Defendant-appellant Blue Water Yacht Club ("the Yacht Club") appeals from a February 28, 2003 order of the United States District Court for the Eastern District of New York (Leonard D. Wexler, Judge). The order denied the Yacht Club's motion to dismiss the Second Amended Complaint of plaintiff-appellee New Hampshire Insurance Company, which sought, inter alia, to impose liability on the Yacht Club for damages sustained to several boats at its facility as the result of a fire that originated on a boat at its facility. The Yacht Club's affidavits in support of its motion to dismiss in the District Court averred, among other things, that an exculpatory provision in its licensing agreement relieved it of liability to the owners of the damaged boats, even if the damages were sustained as a result of the Yacht Club's own negligence. Appellant's Brief at 9 (citing Affidavit of Debra Ann Urbano, Appendix 20-23).
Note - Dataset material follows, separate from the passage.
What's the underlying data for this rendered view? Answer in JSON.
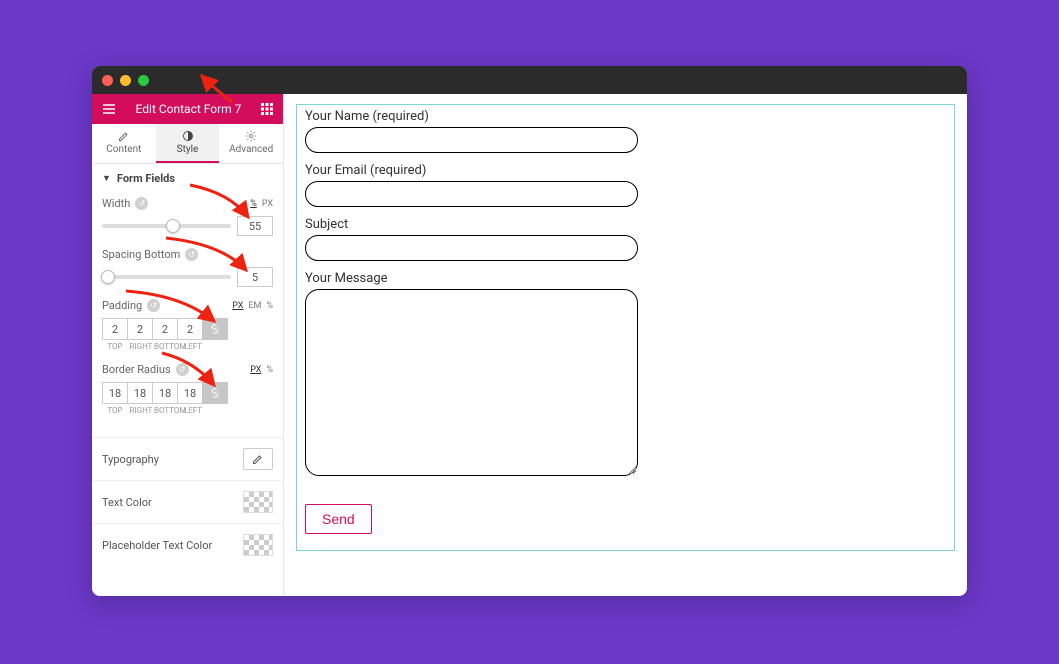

The District Court denied the motion in its entirety, and the Yacht Club timely filed a Notice of Appeal to this Court under 28 U.S.C. § 1292(a)(3), which provides for federal appellate jurisdiction over "[i]nterlocutory decrees of such district courts or the judges thereof determining the rights and liabilities of the parties to admiralty cases in which appeals from final decrees are allowed." 28 U.S.C. § 1292(a)(3).
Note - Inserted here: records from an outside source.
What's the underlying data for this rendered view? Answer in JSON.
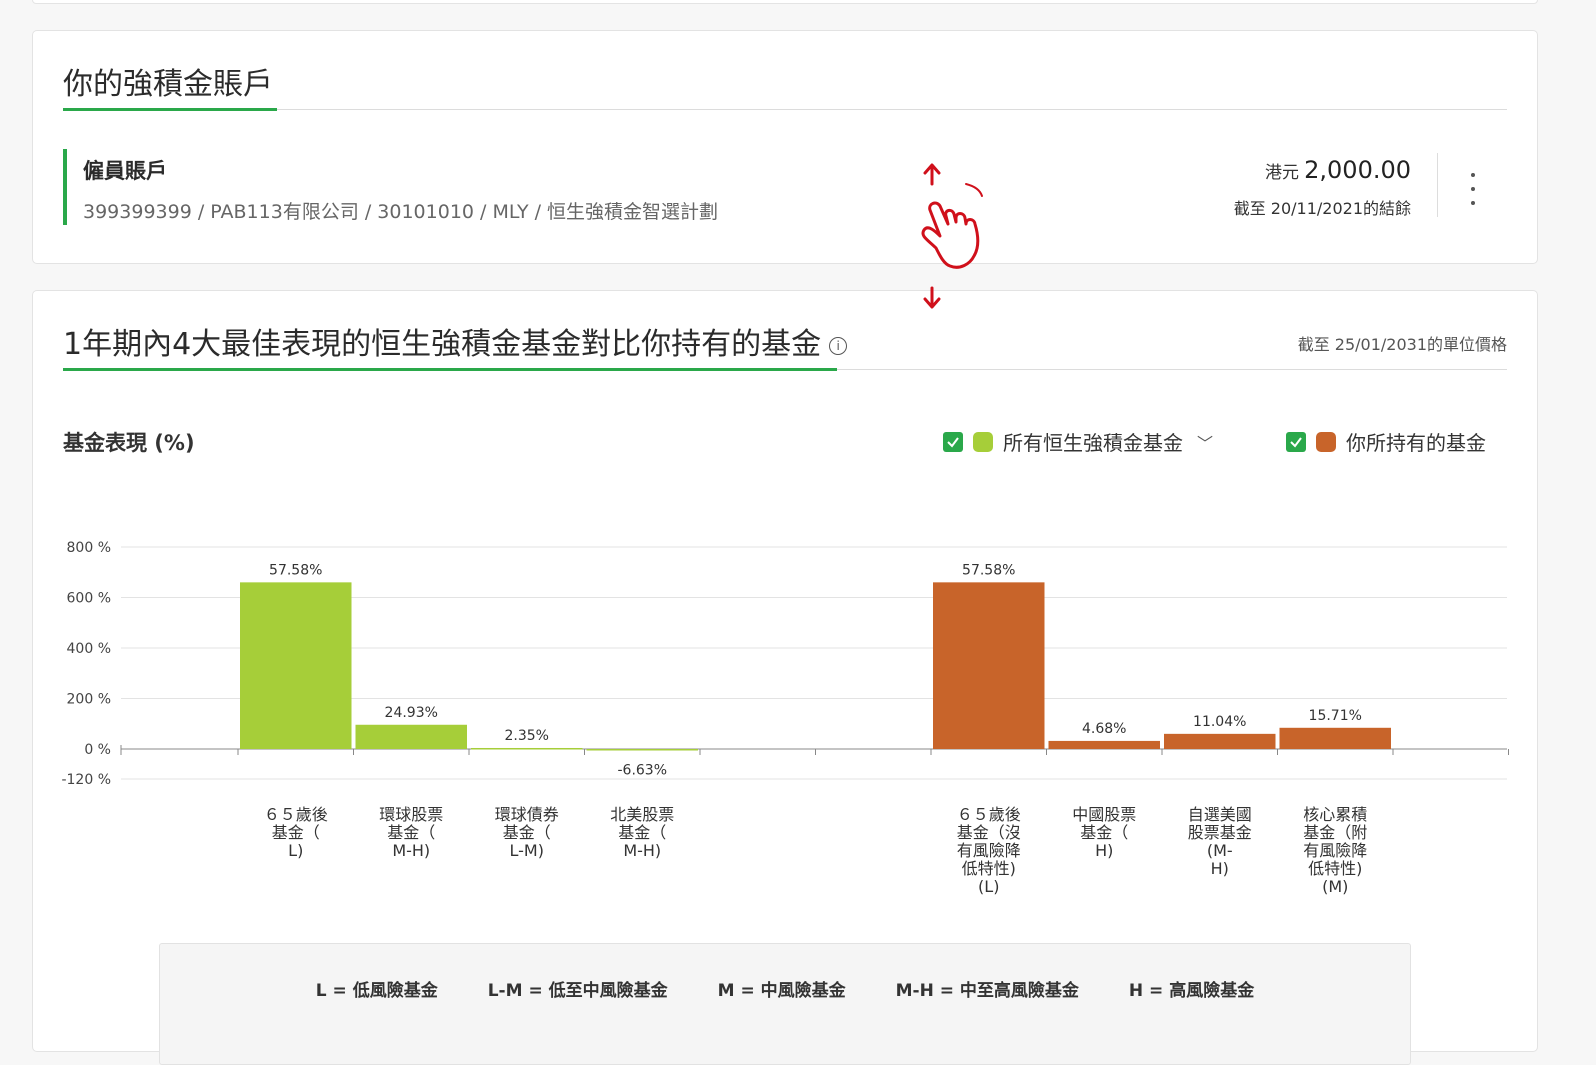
{
  "account": {
    "title": "你的強積金賬戶",
    "type": "僱員賬戶",
    "detail": "399399399 / PAB113有限公司 / 30101010 / MLY / 恒生強積金智選計劃",
    "currency": "港元",
    "balance": "2,000.00",
    "balance_date": "截至 20/11/2021的結餘"
  },
  "performance": {
    "title": "1年期內4大最佳表現的恒生強積金基金對比你持有的基金",
    "as_of": "截至  25/01/2031的單位價格",
    "label": "基金表現 (%)",
    "legend": [
      {
        "label": "所有恒生強積金基金",
        "color": "#a6ce39"
      },
      {
        "label": "你所持有的基金",
        "color": "#c8642a"
      }
    ]
  },
  "chart_data": {
    "type": "bar",
    "y_ticks": [
      {
        "label": "800 %",
        "value": 800
      },
      {
        "label": "600 %",
        "value": 600
      },
      {
        "label": "400 %",
        "value": 400
      },
      {
        "label": "200 %",
        "value": 200
      },
      {
        "label": "0 %",
        "value": 0
      },
      {
        "label": "-120 %",
        "value": -120
      }
    ],
    "ylim": [
      -120,
      800
    ],
    "series": [
      {
        "name": "所有恒生強積金基金",
        "color": "#a6ce39",
        "bars": [
          {
            "category": [
              "６５歲後",
              "基金（",
              "L)"
            ],
            "value": 660,
            "label": "57.58%"
          },
          {
            "category": [
              "環球股票",
              "基金（",
              "M-H)"
            ],
            "value": 96,
            "label": "24.93%"
          },
          {
            "category": [
              "環球債券",
              "基金（",
              "L-M)"
            ],
            "value": 4,
            "label": "2.35%"
          },
          {
            "category": [
              "北美股票",
              "基金（",
              "M-H)"
            ],
            "value": -6,
            "label": "-6.63%"
          }
        ]
      },
      {
        "name": "你所持有的基金",
        "color": "#c8642a",
        "bars": [
          {
            "category": [
              "６５歲後",
              "基金（沒",
              "有風險降",
              "低特性)",
              "(L)"
            ],
            "value": 660,
            "label": "57.58%"
          },
          {
            "category": [
              "中國股票",
              "基金（",
              "H)"
            ],
            "value": 32,
            "label": "4.68%"
          },
          {
            "category": [
              "自選美國",
              "股票基金",
              "(M-",
              "H)"
            ],
            "value": 60,
            "label": "11.04%"
          },
          {
            "category": [
              "核心累積",
              "基金（附",
              "有風險降",
              "低特性)",
              "(M)"
            ],
            "value": 84,
            "label": "15.71%"
          }
        ]
      }
    ]
  },
  "risk_legend": [
    "L = 低風險基金",
    "L-M = 低至中風險基金",
    "M = 中風險基金",
    "M-H = 中至高風險基金",
    "H = 高風險基金"
  ]
}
Prior to oral argument, plaintiff-appellee New Hampshire Insurance Co., subrogee of several of the boat owners, and third-party plaintiff and appellee Carl Scogmanillo, owner of the boat on which the fire originated, filed a motion to dismiss the appeal for lack of appellate jurisdiction under § 1292(a)(3). According to appellees, an order denying a motion to dismiss, such as that before us, is not a "decree . . . determining the rights and liabilities of the parties" within the meaning of that provision.
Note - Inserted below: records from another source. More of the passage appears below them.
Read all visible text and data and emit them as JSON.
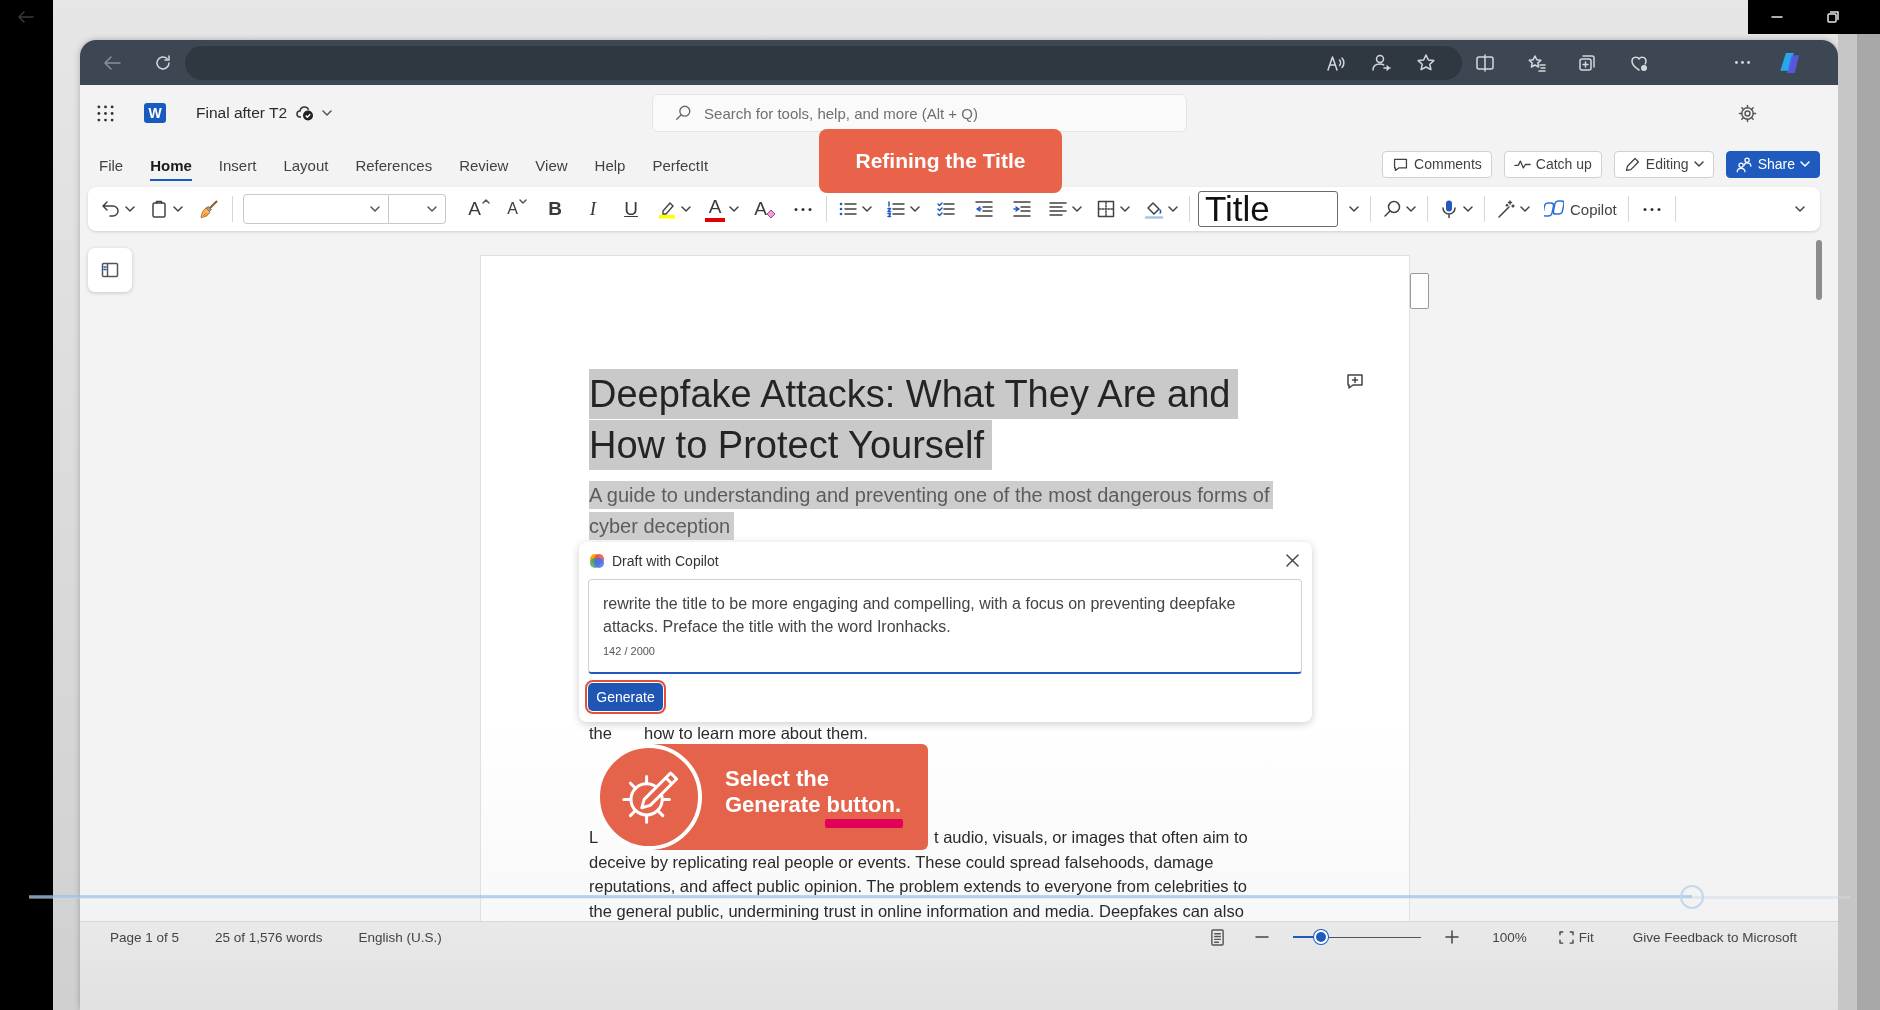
{
  "video": {
    "progress": {
      "level": 0.913
    }
  },
  "app": {
    "logo_letter": "W",
    "document_name": "Final after T2",
    "search": {
      "placeholder": "Search for tools, help, and more (Alt + Q)"
    },
    "tabs": [
      {
        "label": "File",
        "selected": false
      },
      {
        "label": "Home",
        "selected": true
      },
      {
        "label": "Insert",
        "selected": false
      },
      {
        "label": "Layout",
        "selected": false
      },
      {
        "label": "References",
        "selected": false
      },
      {
        "label": "Review",
        "selected": false
      },
      {
        "label": "View",
        "selected": false
      },
      {
        "label": "Help",
        "selected": false
      },
      {
        "label": "PerfectIt",
        "selected": false
      }
    ],
    "actions": [
      {
        "kind": "comments",
        "label": "Comments"
      },
      {
        "kind": "catch_up",
        "label": "Catch up"
      },
      {
        "kind": "editing",
        "label": "Editing"
      },
      {
        "kind": "share",
        "label": "Share"
      }
    ]
  },
  "ribbon": {
    "font_buttons": [
      {
        "kind": "grow",
        "glyph": "A"
      },
      {
        "kind": "shrink",
        "glyph": "A"
      },
      {
        "kind": "bold",
        "glyph": "B"
      },
      {
        "kind": "italic",
        "glyph": "I"
      },
      {
        "kind": "underline",
        "glyph": "U"
      }
    ],
    "highlight": {
      "color": "#ffff00"
    },
    "font_color": {
      "glyph": "A",
      "color": "#e00000"
    },
    "clear_formatting": {
      "glyph": "A"
    },
    "style": "Title",
    "copilot": "Copilot"
  },
  "banner": {
    "text": "Refining the Title"
  },
  "document": {
    "title": "Deepfake Attacks: What They Are and How to Protect Yourself",
    "subtitle": "A guide to understanding and preventing one of the most dangerous forms of cyber deception",
    "selected": true,
    "lines": [
      {
        "segments": [
          "the",
          "how to learn more about them."
        ]
      },
      {
        "segments": [
          "L",
          "t audio, visuals, or images that often aim to"
        ]
      },
      {
        "segments": [
          "deceive by replicating real people or events. These could spread falsehoods, damage"
        ]
      },
      {
        "segments": [
          "reputations, and affect public opinion. The problem extends to everyone from celebrities to"
        ]
      },
      {
        "segments": [
          "the general public, undermining trust in online information and media. Deepfakes can also"
        ]
      }
    ]
  },
  "copilot": {
    "title": "Draft with Copilot",
    "prompt": "rewrite the title to be more engaging and compelling, with a focus on preventing deepfake attacks. Preface the title with the word Ironhacks.",
    "counter": "142 / 2000",
    "button": "Generate"
  },
  "hint": {
    "text": "Select the Generate button."
  },
  "status_bar": {
    "items": [
      "Page 1 of 5",
      "25 of 1,576 words",
      "English (U.S.)"
    ],
    "zoom": {
      "level": 0.22
    },
    "zoom_reading": "100%",
    "fit": "Fit",
    "feedback": "Give Feedback to Microsoft"
  }
}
We agree with appellees that we lack jurisdiction to hear the instant appeal. In Thypin Steel Co. v. Asoma Corp., 215 F.3d 273 (2d Cir. 2000), we concluded that the jurisdictional grant in § 1292(a)(3) "should be construed narrowly," as an "exception to the general rule of finality stated in § 1291," id. at 279, that is carved out in admiralty to accommodate the "once common practice . . . of referring the determination of damages to a master or commissioner after resolving the question of liability," Roco Carriers, Ltd. v. M/V NURNBERG EXPRESS, 899 F.2d 1292, 1297 (2d Cir. 1990), quoted in Thypin Steel, 215 F.3d at 279. Accordingly, we have construed § 1292(a)(3) to mean "that we have jurisdiction . . . when the court below, as is customary in admiralty, has entered an interlocutory decree deciding the merits of the controversy between the parties, but has left unsettled the question of damages or other details. . . ." Allen N. Spooner Son, Inc. v. Connecticut Fire Ins. Co., 297 F.2d 609, 610 (2d Cir. 1962), quoted in Thypin Steel, 215 F.3d at 280.
Here, where the District Court's order merely denied appellant's motion to dismiss, holding the liability question open for adjudication, we are far from a situation in which "the merits of the controversy" have been decided. Accordingly, § 1292(a)(3) does not provide us with appellate jurisdiction. See Thypin Steel, 215 F.3d at 280-82 (holding that dismissal of all claims against one defendant for lack of personal jurisdiction and all in personam claims against another defendant was not a sufficient basis for appellate jurisdiction under § 1292(a)(3), because neither dismissal settled the underlying issue of allocating liability between the parties); Bergeron v. Koninklijke Luchtvaart Maatschappij, N.V., 299 F.2d 78, 79 (2d Cir. 1962) (holding that § 1292(a)(3) did not provide for appeal from an order dismissing six of nine causes of action, because the "basic issue of negligence" had not been settled).
We hold that appellees' motion to dismiss the appeal for lack of appellate jurisdiction must be GRANTED, and we REMAND the cause to the District Court for further proceedings.